In Europe, radiation safety is a critical issue and legislation exists discouraging the use of radiation when non-radioactive alternatives are available. Additionally, the key nuclear stress agent raw material used in sestamibi has recently been in critically short supply, causing many studies to be canceled or postponed and causing an increased use of thallium, which leads to higher radiation exposure. These shortages could last for several more years.
Cardiac stress ultrasound
Cardiac stress ultrasound is a widely available, fast, radiation-free, and inexpensive method for detecting cardiac wall motion abnormalities (downstream consequences of inadequate perfusion). However, wall motion is considered to be a less sensitive marker of CAD than myocardial perfusion. As a result, cardiac stress ultrasound, in spite of all of its advantages, has competed less effectively with nuclear stress testing. Traditional stress ultrasound alone is incapable of assessing myocardial perfusion. Cardiac ultrasounds are supervised and read by non-invasive cardiologists, usually with special training in echocardiography.
Other imaging techniques
Clinicians have at their disposal a variety of non-invasive testing equipment to assist in their assessment of CAD. Although each of the methodologies listed below provides useful data to clinicians, each suffers from shortcomings in accuracy, safety, or convenience in detecting CAD. As a result, none of these techniques represents a significant share of the CAD detection market, each representing less than 150,000 procedures per year in the EU:
Earlier generation ultrasound contrast agents
The performance limitations of older, approved ultrasound contrast agents make them unsatisfactory for myocardial perfusion assessment. Early ultrasound contrast agents that were developed in the early 1990’s were encapsulated microbubbles, with thin natural shells of human serum albumin or lipids, filled with air or nitrogen, and offered insufficient time for cardiac perfusion assessment. Next generation ultrasound contrast agents (e.g. Sonovue®, Bracco) are also microbubbles made with the same thin shells of natural materials but contain insoluble fluorinated gases, which extend the duration of enhancement, but like earlier generation agents, are still not robust enough for reliable cardiac perfusion assessment and so are not approved for this indication.
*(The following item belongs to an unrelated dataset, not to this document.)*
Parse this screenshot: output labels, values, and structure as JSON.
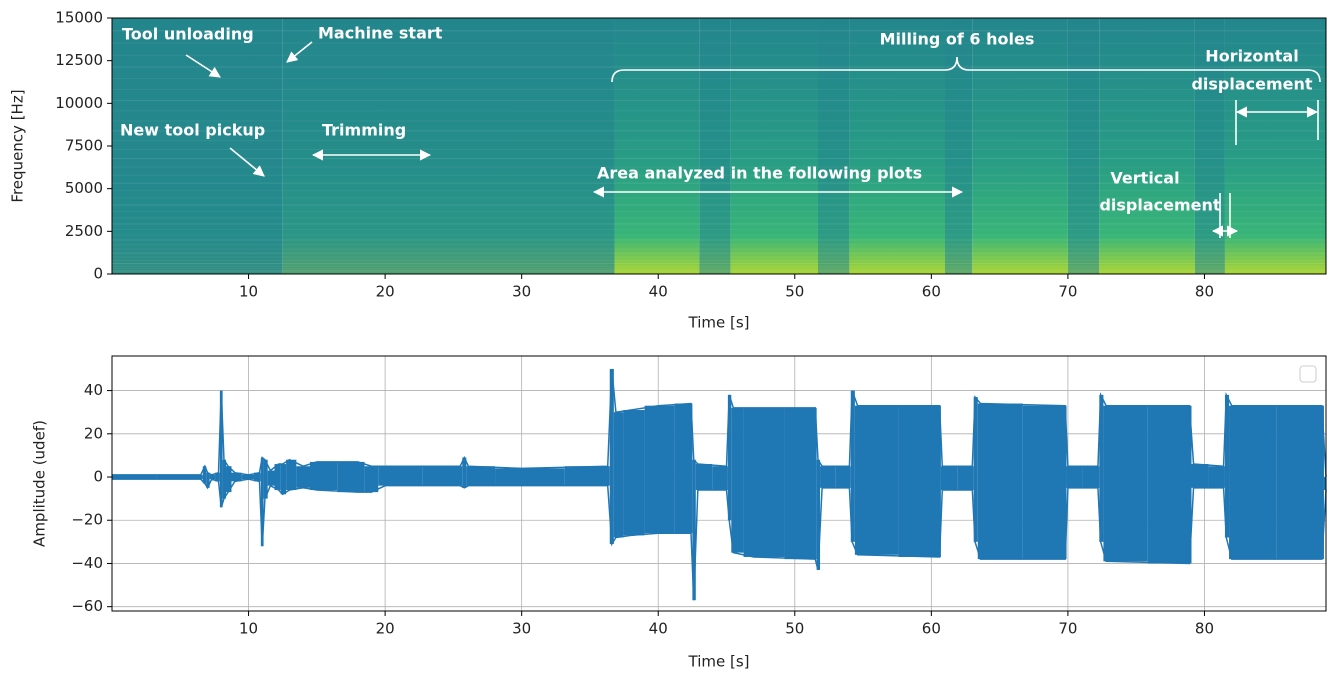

In Europe, only one ultrasound contrast agent, Sonovue, is currently commercially available and it has been approved by the EMA for indications other than myocardial perfusion assessment. A limitation of Sonovue is that its shells still break readily in the ultrasound beam, causing short half-life in blood. Its demonstrated effectiveness in cardiology is limited to left ventricular opacification, which only enables better wall motion analysis of the cardiac chamber. Two other ultrasound contrast agents have been approved by the EMA for indications other than myocardial perfusion assessment: Optison® (GE Healthcare) and Luminity® (Lantheus). These agents, however, have been withdrawn from the market. No ultrasound contrast agent is approved anywhere in the world for the large market in myocardial perfusion assessment.